National marine sanctuaries are important tools for protecting places of natural and cultural signiﬁcance, while promoting use and enjoyment of the ocean. For more than 40 years, Chumash leaders, local community members, and elected leaders along California’s Central Coast have advocated for the establishment of a national marine sanctuary to protect diverse ecosystems, high marine mammal, seabird, and ﬁsh biodiversity and abundance as well as extensive cultural Chumash sacred sites.
The Northern Chumash Tribal Council proposed the Chumash Heritage National Marine Sanctuary that would protect an offshore area along more than 150 miles of California coastline. Not only would the sanctuary protect biologically productive and diverse ocean and coastal ecosystems, it would also provide an important early contribution to state and national 30x30 goals, mark the ﬁrst Tribal-led national marine sanctuary designation, and elevate Indigenous participation and cultural signiﬁcance in federal ocean conservation efforts.

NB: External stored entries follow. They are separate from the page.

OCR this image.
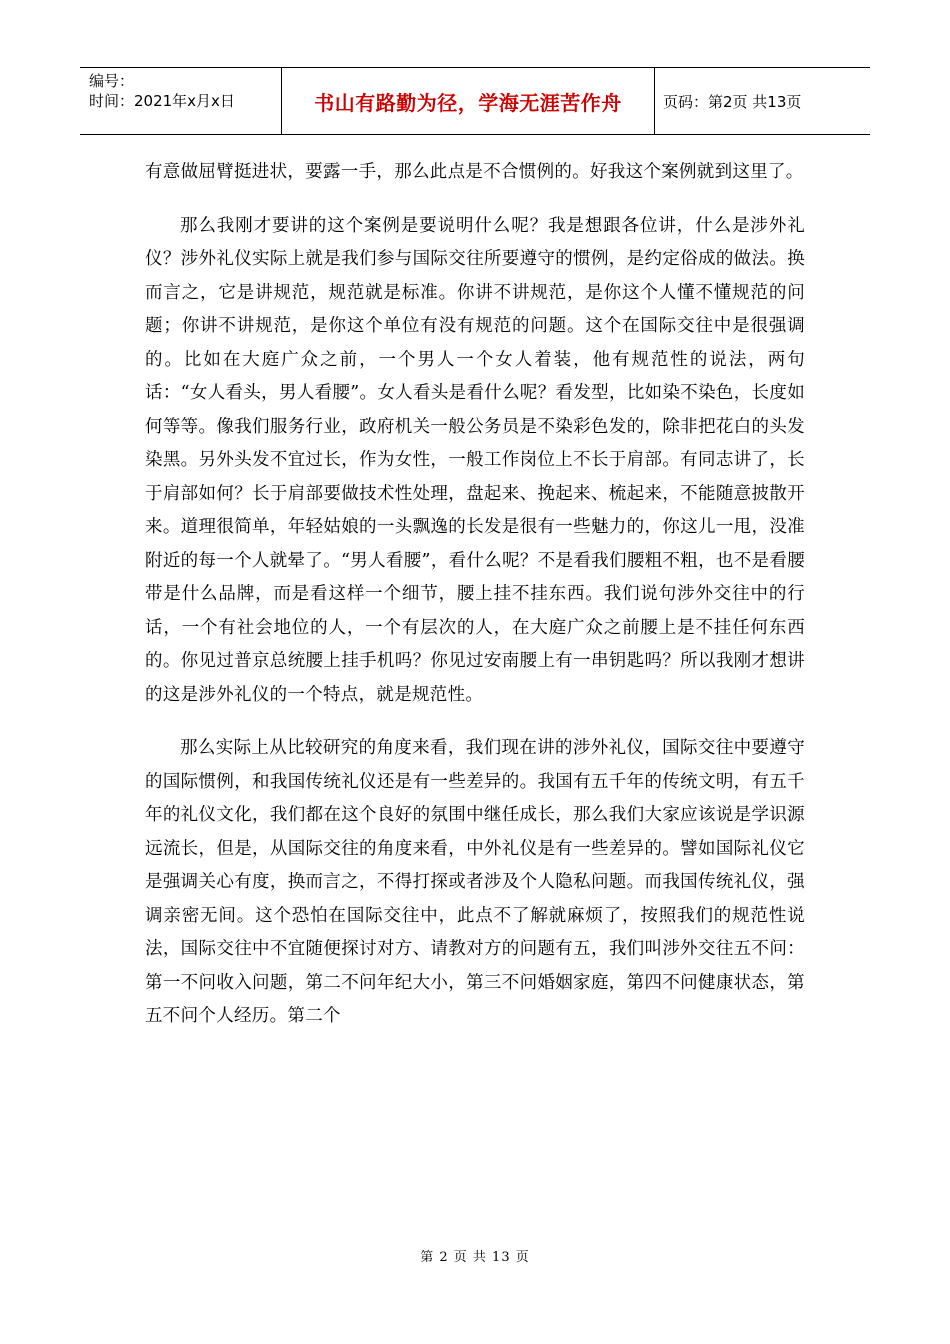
编号：
时间：2021年x月x日	书山有路勤为径，学海无涯苦作舟	页码：第2页 共13页

有意做屈臂挺进状，要露一手，那么此点是不合惯例的。好我这个案例就到这里了。

那么我刚才要讲的这个案例是要说明什么呢？我是想跟各位讲，什么是涉外礼仪？涉外礼仪实际上就是我们参与国际交往所要遵守的惯例，是约定俗成的做法。换而言之，它是讲规范，规范就是标准。你讲不讲规范，是你这个人懂不懂规范的问题；你讲不讲规范，是你这个单位有没有规范的问题。这个在国际交往中是很强调的。比如在大庭广众之前，一个男人一个女人着装，他有规范性的说法，两句话：“女人看头，男人看腰”。女人看头是看什么呢？看发型，比如染不染色，长度如何等等。像我们服务行业，政府机关一般公务员是不染彩色发的，除非把花白的头发染黑。另外头发不宜过长，作为女性，一般工作岗位上不长于肩部。有同志讲了，长于肩部如何？长于肩部要做技术性处理，盘起来、挽起来、梳起来，不能随意披散开来。道理很简单，年轻姑娘的一头飘逸的长发是很有一些魅力的，你这儿一甩，没准附近的每一个人就晕了。“男人看腰”，看什么呢？不是看我们腰粗不粗，也不是看腰带是什么品牌，而是看这样一个细节，腰上挂不挂东西。我们说句涉外交往中的行话，一个有社会地位的人，一个有层次的人，在大庭广众之前腰上是不挂任何东西的。你见过普京总统腰上挂手机吗？你见过安南腰上有一串钥匙吗？所以我刚才想讲的这是涉外礼仪的一个特点，就是规范性。

那么实际上从比较研究的角度来看，我们现在讲的涉外礼仪，国际交往中要遵守的国际惯例，和我国传统礼仪还是有一些差异的。我国有五千年的传统文明，有五千年的礼仪文化，我们都在这个良好的氛围中继任成长，那么我们大家应该说是学识源远流长，但是，从国际交往的角度来看，中外礼仪是有一些差异的。譬如国际礼仪它是强调关心有度，换而言之，不得打探或者涉及个人隐私问题。而我国传统礼仪，强调亲密无间。这个恐怕在国际交往中，此点不了解就麻烦了，按照我们的规范性说法，国际交往中不宜随便探讨对方、请教对方的问题有五，我们叫涉外交往五不问：第一不问收入问题，第二不问年纪大小，第三不问婚姻家庭，第四不问健康状态，第五不问个人经历。第二个

第 2 页 共 13 页
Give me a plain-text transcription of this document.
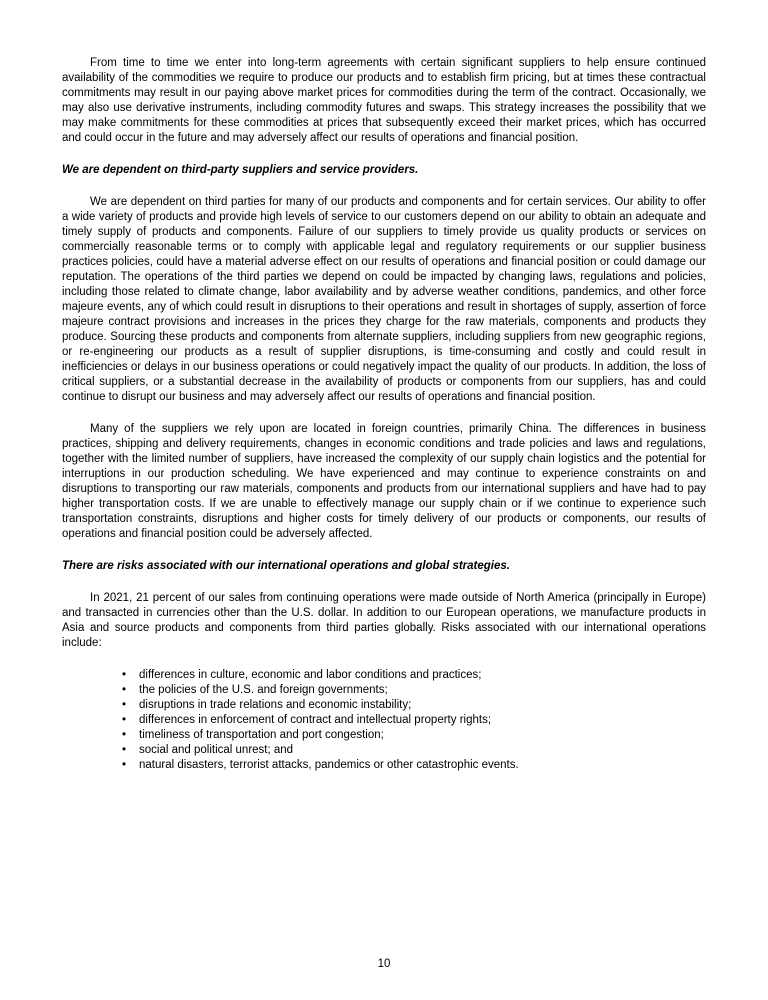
From time to time we enter into long-term agreements with certain significant suppliers to help ensure continued availability of the commodities we require to produce our products and to establish firm pricing, but at times these contractual commitments may result in our paying above market prices for commodities during the term of the contract. Occasionally, we may also use derivative instruments, including commodity futures and swaps. This strategy increases the possibility that we may make commitments for these commodities at prices that subsequently exceed their market prices, which has occurred and could occur in the future and may adversely affect our results of operations and financial position.

We are dependent on third-party suppliers and service providers.

We are dependent on third parties for many of our products and components and for certain services. Our ability to offer a wide variety of products and provide high levels of service to our customers depend on our ability to obtain an adequate and timely supply of products and components. Failure of our suppliers to timely provide us quality products or services on commercially reasonable terms or to comply with applicable legal and regulatory requirements or our supplier business practices policies, could have a material adverse effect on our results of operations and financial position or could damage our reputation. The operations of the third parties we depend on could be impacted by changing laws, regulations and policies, including those related to climate change, labor availability and by adverse weather conditions, pandemics, and other force majeure events, any of which could result in disruptions to their operations and result in shortages of supply, assertion of force majeure contract provisions and increases in the prices they charge for the raw materials, components and products they produce. Sourcing these products and components from alternate suppliers, including suppliers from new geographic regions, or re-engineering our products as a result of supplier disruptions, is time-consuming and costly and could result in inefficiencies or delays in our business operations or could negatively impact the quality of our products. In addition, the loss of critical suppliers, or a substantial decrease in the availability of products or components from our suppliers, has and could continue to disrupt our business and may adversely affect our results of operations and financial position.

Many of the suppliers we rely upon are located in foreign countries, primarily China. The differences in business practices, shipping and delivery requirements, changes in economic conditions and trade policies and laws and regulations, together with the limited number of suppliers, have increased the complexity of our supply chain logistics and the potential for interruptions in our production scheduling. We have experienced and may continue to experience constraints on and disruptions to transporting our raw materials, components and products from our international suppliers and have had to pay higher transportation costs. If we are unable to effectively manage our supply chain or if we continue to experience such transportation constraints, disruptions and higher costs for timely delivery of our products or components, our results of operations and financial position could be adversely affected.

There are risks associated with our international operations and global strategies.

In 2021, 21 percent of our sales from continuing operations were made outside of North America (principally in Europe) and transacted in currencies other than the U.S. dollar. In addition to our European operations, we manufacture products in Asia and source products and components from third parties globally. Risks associated with our international operations include:

•	differences in culture, economic and labor conditions and practices;
•	the policies of the U.S. and foreign governments;
•	disruptions in trade relations and economic instability;
•	differences in enforcement of contract and intellectual property rights;
•	timeliness of transportation and port congestion;
•	social and political unrest; and
•	natural disasters, terrorist attacks, pandemics or other catastrophic events.
10
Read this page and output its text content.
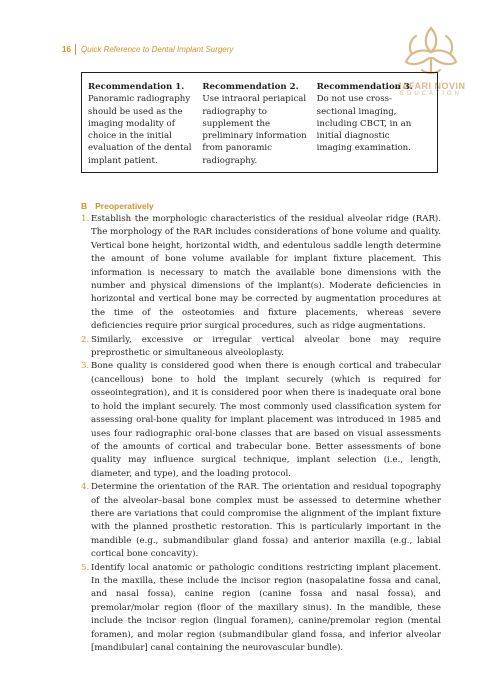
16 Quick Reference to Dental Implant Surgery
JAFARI NOVIN
EDUCATION
Recommendation 1.
Panoramic radiography should be used as the imaging modality of choice in the initial evaluation of the dental implant patient.
Recommendation 2.
Use intraoral periapical radiography to supplement the preliminary information from panoramic radiography.
Recommendation 3.
Do not use cross-sectional imaging, including CBCT, in an initial diagnostic imaging examination.
B Preoperatively
1. Establish the morphologic characteristics of the residual alveolar ridge (RAR). The morphology of the RAR includes considerations of bone volume and quality. Vertical bone height, horizontal width, and edentulous saddle length determine the amount of bone volume available for implant fixture placement. This information is necessary to match the available bone dimensions with the number and physical dimensions of the implant(s). Moderate deficiencies in horizontal and vertical bone may be corrected by augmentation procedures at the time of the osteotomies and fixture placements, whereas severe deficiencies require prior surgical procedures, such as ridge augmentations.
2. Similarly, excessive or irregular vertical alveolar bone may require preprosthetic or simultaneous alveoloplasty.
3. Bone quality is considered good when there is enough cortical and trabecular (cancellous) bone to hold the implant securely (which is required for osseointegration), and it is considered poor when there is inadequate oral bone to hold the implant securely. The most commonly used classification system for assessing oral-bone quality for implant placement was introduced in 1985 and uses four radiographic oral-bone classes that are based on visual assessments of the amounts of cortical and trabecular bone. Better assessments of bone quality may influence surgical technique, implant selection (i.e., length, diameter, and type), and the loading protocol.
4. Determine the orientation of the RAR. The orientation and residual topography of the alveolar–basal bone complex must be assessed to determine whether there are variations that could compromise the alignment of the implant fixture with the planned prosthetic restoration. This is particularly important in the mandible (e.g., submandibular gland fossa) and anterior maxilla (e.g., labial cortical bone concavity).
5. Identify local anatomic or pathologic conditions restricting implant placement. In the maxilla, these include the incisor region (nasopalatine fossa and canal, and nasal fossa), canine region (canine fossa and nasal fossa), and premolar/molar region (floor of the maxillary sinus). In the mandible, these include the incisor region (lingual foramen), canine/premolar region (mental foramen), and molar region (submandibular gland fossa, and inferior alveolar [mandibular] canal containing the neurovascular bundle).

The recent oil spill off Huntington Beach made clear that the ecological and cultural resources off the California coast are threatened by oil and gas development. Any signiﬁcant oil spill in the Chumash region would threaten an area from Santa Monica Bay to Santa Cruz, putting at risk nearly half the state’s coastal waters and beaches. Even without spills, offshore oil and gas development in this region also causes air pollution impacting onshore communities and undermining California’s climate change goals and policies. (Scientiﬁc research shows that the area proposed for protection by the Chumash Heritage National Marine Sanctuary already is experiencing climate change impacts, such as ocean acidiﬁcation, at a rate twice that of the world’s oceans.)
On November 9, 2021, National Oceanic and Atmospheric Administration (NOAA) and the Biden Administration formally proposed designating the Chumash Heritage National Marine Sanctuary. Public comment on the proposed sanctuary designation is open until January 31, 2022. NOAA will host virtual public meetings on December 8, December 13, and January 6, during which members of the public can offer oral comments - join one of these meetings and voice your support for the formal Chumash Heritage National Marine Sanctuary.